Sasol said on Friday that across the world, the past year was one of significant volatility as the company was hit with lower overall production, which impacted profitability for the year.
In its integrated report released on Friday, Sasol chairman Sipho Nkosi said apart from the devastating humanitarian toll, the Russia/Ukraine war had contributed to stubborn inflation and high-interest rates, subdued economic growth, and disruption to the energy ecosystem and the pace and scale of the energy transition.
“There is no doubt that the challenge of our time is to reshape the sector while maintaining the supply of affordable and sustainable energy to meet the needs of people while safeguarding the planet from environmental degradation.

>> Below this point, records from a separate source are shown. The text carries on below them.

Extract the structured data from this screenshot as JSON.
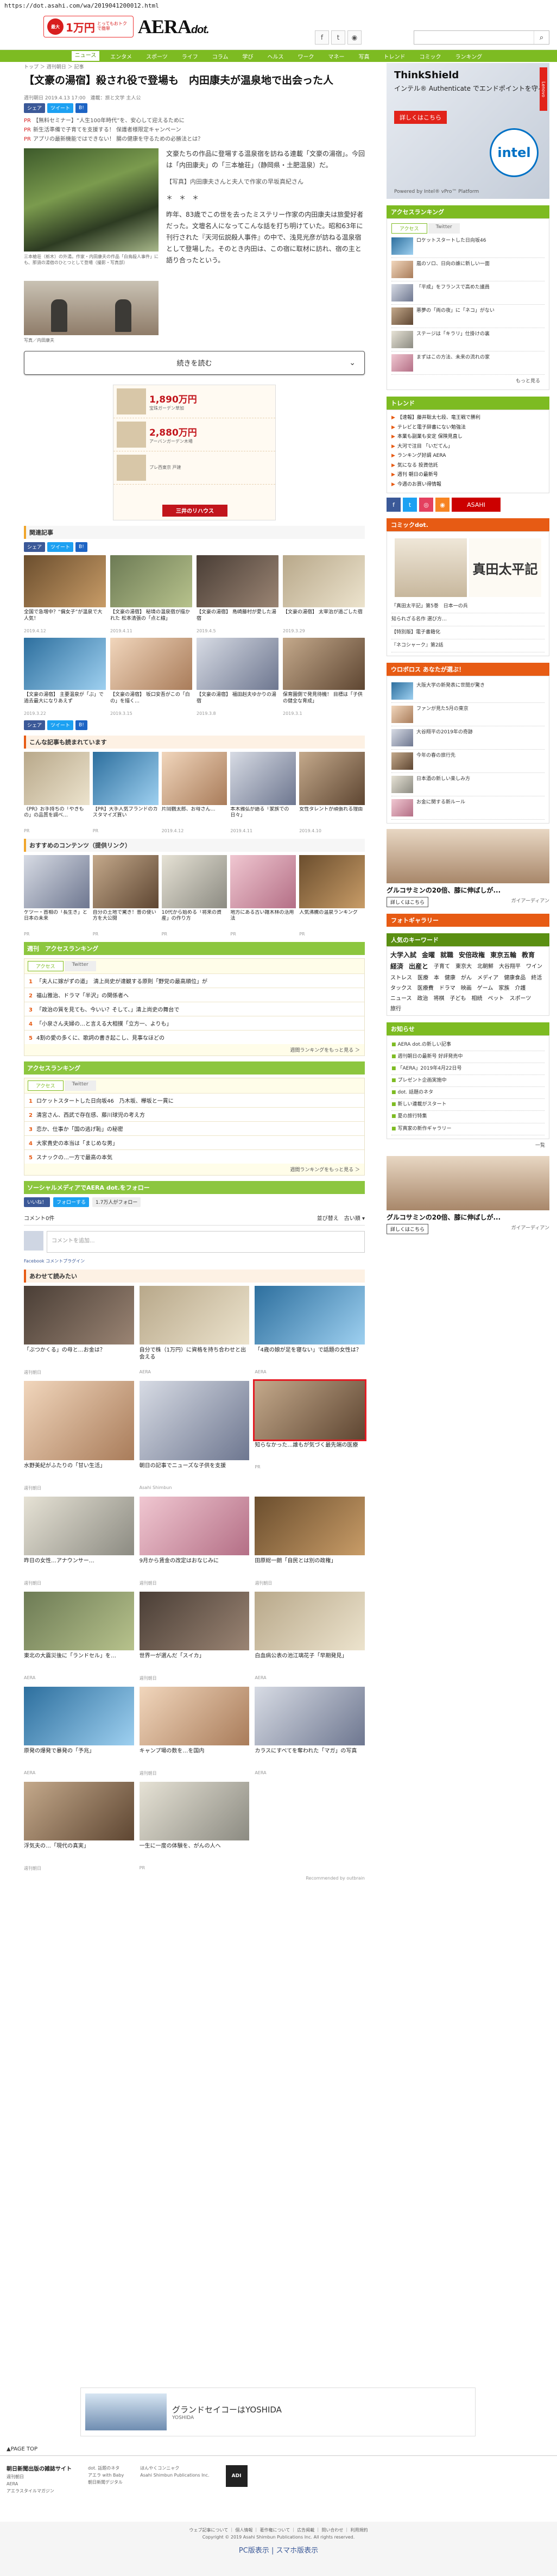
{
  "url": "https://dot.asahi.com/wa/2019041200012.html",
  "header": {
    "promo_circle": "最大",
    "promo_amount": "1万円",
    "promo_text": "とってもおトクで簡単",
    "logo": "AERA",
    "logo_suffix": "dot.",
    "search_placeholder": ""
  },
  "nav": [
    "ニュース",
    "エンタメ",
    "スポーツ",
    "ライフ",
    "コラム",
    "学び",
    "ヘルス",
    "ワーク",
    "マネー",
    "写真",
    "トレンド",
    "コミック",
    "ランキング"
  ],
  "nav_active": "ニュース",
  "breadcrumb": "トップ ＞ 週刊朝日 ＞ 記事",
  "title": "【文豪の湯宿】殺され役で登場も　内田康夫が温泉地で出会った人",
  "date": "週刊朝日 2019.4.13 17:00　連載：旅と文学 主人公",
  "share": {
    "fb": "シェア",
    "tw": "ツイート",
    "bk": "B!"
  },
  "pr": [
    {
      "tag": "PR",
      "text": "【無料セミナー】“人生100年時代”を、安心して迎えるために"
    },
    {
      "tag": "PR",
      "text": "新生活準備で子育てを支援する！ 保護者様限定キャンペーン"
    },
    {
      "tag": "PR",
      "text": "アプリの最新機能ではできない！ 腸の健康を守るための必勝法とは？"
    }
  ],
  "caption1": "三本槍荘（栃木）の外湯。作家・内田康夫の作品「白鳥殺人事件」にも、那須の湯宿のひとつとして登場（撮影・写真部）",
  "caption2": "写真／内田康夫",
  "article_paras": [
    "文豪たちの作品に登場する温泉宿を訪ねる連載「文豪の湯宿」。今回は「内田康夫」の「三本槍荘」（静岡県・土肥温泉）だ。",
    "【写真】内田康夫さんと夫人で作家の早坂真紀さん",
    "＊　＊　＊",
    "昨年、83歳でこの世を去ったミステリー作家の内田康夫は旅愛好者だった。文壇名人になってこんな話を打ち明けていた。昭和63年に刊行された『天河伝説殺人事件』の中で、浅見光彦が訪ねる温泉宿として登場した。そのとき内田は、この宿に取材に訪れ、宿の主と語り合ったという。"
  ],
  "readmore": "続きを読む",
  "ad_main": [
    {
      "price": "1,890",
      "unit": "万円",
      "sub": "宝珠ガーデン草加"
    },
    {
      "price": "2,880",
      "unit": "万円",
      "sub": "アーバンガーデン木場"
    },
    {
      "price": "",
      "unit": "",
      "sub": "プレ西東京 戸建"
    }
  ],
  "ad_logo": "三井のリハウス",
  "related_head": "関連記事",
  "related": [
    {
      "t": "全国で急増中？“偏女子”が温泉で大人気！",
      "m": "2019.4.12"
    },
    {
      "t": "【文豪の湯宿】 秘境の温泉宿が描かれた 松本清張の「点と線」",
      "m": "2019.4.11"
    },
    {
      "t": "【文豪の湯宿】 島崎藤村が愛した湯宿",
      "m": "2019.4.5"
    },
    {
      "t": "【文豪の湯宿】 太宰治が過ごした宿",
      "m": "2019.3.29"
    },
    {
      "t": "【文豪の湯宿】 主要温泉が「ぶ」で過去最大になりあえず",
      "m": "2019.3.22"
    },
    {
      "t": "【文豪の湯宿】 坂口安吾がこの「白の」を描く…",
      "m": "2019.3.15"
    },
    {
      "t": "【文豪の湯宿】 福田赳夫ゆかりの湯宿",
      "m": "2019.3.8"
    },
    {
      "t": "保育園側で発見待機！ 目標は「子供の健全な育成」",
      "m": "2019.3.1"
    }
  ],
  "also_head": "こんな記事も読まれています",
  "also": [
    {
      "t": "《PR》お手持ちの「やきもの」の品質を調べ…",
      "m": "PR"
    },
    {
      "t": "【PR】大手人気ブランドのカスタマイズ買い",
      "m": "PR"
    },
    {
      "t": "片岡鶴太郎、お母さん…",
      "m": "2019.4.12"
    },
    {
      "t": "本木雅弘が語る「家族での日々」",
      "m": "2019.4.11"
    },
    {
      "t": "女性タレントが頑張れる理由",
      "m": "2019.4.10"
    }
  ],
  "osusume_head": "おすすめのコンテンツ（提供リンク）",
  "osusume": [
    {
      "t": "ケツ一・首相の「長生き」と日本の未来",
      "m": "PR"
    },
    {
      "t": "自分の土地で驚き！昔の使い方を大公開",
      "m": "PR"
    },
    {
      "t": "10代から始める「将来の資産」の作り方",
      "m": "PR"
    },
    {
      "t": "地方にある古い雑木林の活用法",
      "m": "PR"
    },
    {
      "t": "人気沸騰の温泉ランキング",
      "m": "PR"
    }
  ],
  "weekly_rank_head": "週刊　アクセスランキング",
  "weekly_tabs": [
    "アクセス",
    "Twitter"
  ],
  "weekly_rank": [
    "「夫人に嫁がずの道」　清上尚史が達観する原則「野党の最高順位」が",
    "福山雅治、ドラマ「半沢」の関係者へ",
    "「政治の質を見ても、今いい？そして、」清上尚史の舞台で",
    "「小泉さん夫婦の…と言える大相撲「立方一、よりも」",
    "4割の愛の多くに、歌詞の書き起こし、見事なほどの"
  ],
  "all_rank_head": "アクセスランキング",
  "all_tabs": [
    "アクセス",
    "Twitter"
  ],
  "all_rank": [
    "ロケットスタートした日向坂46　乃木坂、欅坂と一貫に",
    "清宮さん、西武で存在感、藤川球児の考え方",
    "恋か、仕事か「国の逃げ恥」の秘密",
    "大家貴史の本当は「まじめな男」",
    "スナックの…一方で最高の本気"
  ],
  "more": "週間ランキングをもっと見る ＞",
  "follow_head": "ソーシャルメディアでAERA dot.をフォロー",
  "follow": {
    "like": "いいね！",
    "tw": "フォローする",
    "share": "1.7万人がフォロー"
  },
  "comment": {
    "count": "コメント0件",
    "sort": "並び替え　古い順 ▾",
    "placeholder": "コメントを追加...",
    "plugin": "Facebook コメントプラグイン"
  },
  "rec_head": "あわせて読みたい",
  "recs": [
    {
      "t": "「ぶつかくる」の母と…お金は？",
      "m": "週刊朝日"
    },
    {
      "t": "自分で株（1万円）に資格を持ち合わせと出会える",
      "m": "AERA"
    },
    {
      "t": "「4歳の娘が足を寝ない」で話題の女性は？",
      "m": "AERA"
    },
    {
      "t": "水野美紀がふたりの「甘い生活」",
      "m": "週刊朝日"
    },
    {
      "t": "朝日の記事でニューズな子供を支援",
      "m": "Asahi Shimbun"
    },
    {
      "t": "知らなかった…誰もが気づく最先端の医療",
      "m": "PR"
    },
    {
      "t": "昨日の女性…アナウンサー…",
      "m": "週刊朝日"
    },
    {
      "t": "9月から賃金の改定はおなじみに",
      "m": "週刊朝日"
    },
    {
      "t": "田原総一朗「自民とは別の政権」",
      "m": "週刊朝日"
    },
    {
      "t": "東北の大震災後に「ランドセル」を…",
      "m": "AERA"
    },
    {
      "t": "世界一が選んだ「スイカ」",
      "m": "週刊朝日"
    },
    {
      "t": "白血病公表の池江璃花子「早期発見」",
      "m": "AERA"
    },
    {
      "t": "原発の爆発で暴発の「予兆」",
      "m": "AERA"
    },
    {
      "t": "キャンプ場の数を…を国内",
      "m": "週刊朝日"
    },
    {
      "t": "カラスにすべてを奪われた「マガ」の写真",
      "m": "AERA"
    },
    {
      "t": "浮気夫の…「現代の真実」",
      "m": "週刊朝日"
    },
    {
      "t": "一生に一度の体験を、がんの人へ",
      "m": "PR"
    }
  ],
  "rec_sign": "Recommended by outbrain",
  "bottom_ad": {
    "title": "グランドセイコーはYOSHIDA",
    "sub": "YOSHIDA"
  },
  "footer_top": "▲PAGE TOP",
  "footer_cols": [
    {
      "h": "朝日新聞出版の雑誌サイト",
      "items": [
        "週刊朝日",
        "AERA",
        "アエラスタイルマガジン"
      ]
    },
    {
      "h": "",
      "items": [
        "dot. 話題のネタ",
        "アエラ with Baby",
        "朝日新聞デジタル"
      ]
    },
    {
      "h": "",
      "items": [
        "ほんやくコンニャク",
        "Asahi Shimbun Publications Inc."
      ]
    }
  ],
  "footer_adi": "ADI",
  "footer_links": "ウェブ記事について ｜ 個人情報 ｜ 著作権について ｜ 広告掲載 ｜ 問い合わせ ｜ 利用規約",
  "copyright": "Copyright © 2019 Asahi Shimbun Publications Inc. All rights reserved.",
  "switch": "PC版表示 | スマホ版表示",
  "side": {
    "ad_top": {
      "brand": "ThinkShield",
      "text": "インテル® Authenticate でエンドポイントを守る",
      "btn": "詳しくはこちら",
      "intel": "intel",
      "pw": "Powered by Intel® vPro™ Platform",
      "lenovo": "Lenovo"
    },
    "rank_head": "アクセスランキング",
    "rank_tabs": [
      "アクセス",
      "Twitter"
    ],
    "rank": [
      "ロケットスタートした日向坂46",
      "嵐のソロ、日向の誰に新しい一面",
      "「平成」をフランスで高めた議員",
      "悪夢の「両の夜」に「ネコ」がない",
      "ステージは「キラリ」仕掛けの裏",
      "まずはこの方法、未来の流れの家"
    ],
    "rank_more": "もっと見る",
    "trend_head": "トレンド",
    "trends": [
      "【速報】藤井聡太七段、竜王戦で勝利",
      "テレビと電子辞書にない勉強法",
      "本業も副業も安定 保険見直し",
      "大河で注目 「いだてん」",
      "ランキング好調 AERA",
      "気になる 投資信託",
      "週刊 朝日の最新号",
      "今週のお買い得情報"
    ],
    "social_head": "",
    "comic_head": "コミックdot.",
    "comic_title": "真田太平記",
    "comic_items": [
      "「真田太平記」第5巻　日本一の兵",
      "知られざる名作 選び方…",
      "【特別版】電子書籍化",
      "『ネコシャーク』第2話"
    ],
    "weekly_head": "ウロボロス あなたが選ぶ！",
    "weekly_items": [
      "大阪大学の新発表に世間が驚き",
      "ファンが見た5月の東京",
      "大谷翔平の2019年の奇跡",
      "今年の春の旅行先",
      "日本酒の新しい楽しみ方",
      "お金に関する新ルール"
    ],
    "gluco_title": "グルコサミンの20倍、膝に伸ばしが...",
    "gluco_btn": "詳しくはこちら",
    "gluco_sponsor": "ガイアーディアン",
    "photo_head": "フォトギャラリー",
    "kw_head": "人気のキーワード",
    "keywords": [
      "大学入試",
      "金曜",
      "就職",
      "安倍政権",
      "東京五輪",
      "教育",
      "経済",
      "出産と",
      "子育て",
      "東京大",
      "北朝鮮",
      "大谷翔平",
      "ワイン",
      "ストレス",
      "医療",
      "本",
      "健康",
      "がん",
      "メディア",
      "健康食品",
      "終活",
      "タックス",
      "医療費",
      "ドラマ",
      "映画",
      "ゲーム",
      "家族",
      "介護",
      "ニュース",
      "政治",
      "将棋",
      "子ども",
      "相続",
      "ペット",
      "スポーツ",
      "旅行"
    ],
    "news_head": "お知らせ",
    "news": [
      "AERA dot.の新しい記事",
      "週刊朝日の最新号 好評発売中",
      "「AERA」2019年4月22日号",
      "プレゼント企画実施中",
      "dot. 話題のネタ",
      "新しい連載がスタート",
      "夏の旅行特集",
      "写真家の新作ギャラリー"
    ],
    "news_more": "一覧",
    "gluco2_title": "グルコサミンの20倍、膝に伸ばしが...",
    "gluco2_btn": "詳しくはこちら"
  }
}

“In addition to the impact of global developments on South Africa’s economy, its weak performance was exacerbated by intensifying power shortages, deteriorating logistics, and political and socio-economic upheaval.”
Nkosi said Sasol was not immune to the impact of these challenges, many of which informed the material matters for its integrated reporting which were identified and approved in the year.
“Sasol faced several operational challenges related to poor coal quality from our mines and the operational under-performance of our facilities. These contributed to lower overall production, which impacted profitability for the year. Plans are in place to address these challenges,” he said.
According to Nkosi, investor sentiment towards South Africa worsened, hit by the country’s recent greylisting by the Financial Action Task Force, the global intergovernmental body enabling the combating of money laundering, terrorist financing, and the financing of the proliferation of weapons of mass destruction.
“Investor sentiment was also affected by questions on the efficacy and prudence of South Africa’s non-aligned stance on the Russia/Ukraine war. These factors accelerated capital outflows and put at risk a significant portion of export revenue from trading partners as a response to the decisions by the South African government,” he said.
Sasol president and CEO Fleetwood Grobler said the group's financial results for the year were reflective of various mixed factors.
“We continue to face macro challenges with headwinds on demand and pricing, particularly in chemicals alongside persistent inflation with elevated feedstock and energy costs.
“We are also encountering specific challenges in our operating environment, notably in South Africa where we have been impacted by the performance of state-owned enterprises.”
However, he said the group had benefited from an elevated oil price and a weaker rand/dollar exchange rate and it had seen real progress in the mitigating actions that it had taken in many of the areas within its control.
“This is driving better performance in important areas like the mining business, more resilience with the ability to reset to more aggressive targets on Sasol 2.0 following recent out performance, and progress towards the longer-term goals of Future Sasol,” he said.
Looking ahead, Nkosi said: “As we look ahead to Sasol’s new financial year, there is no doubt that the world and South Africa face significant headwinds.
“Now is the time for us all to collaborate: to roll up our sleeves, deliver on our plans, and contribute meaningfully. We will achieve our commitments with the right people and by leveraging partnerships,” he said.
Sasol chief financial officer Hanre Rossouw said, “Given the impact of the external operating environment, we need to intensify our efforts to remain resilient, profitable and cash generative.”
Sasol had, therefore reset its targets for financial year 24 and 25, by increasing its targets for cash fixed cost and gross margin improvement by more than 20%. This amounted to an additional R4 billion in annual Ebitda enhancements by financial year 2025.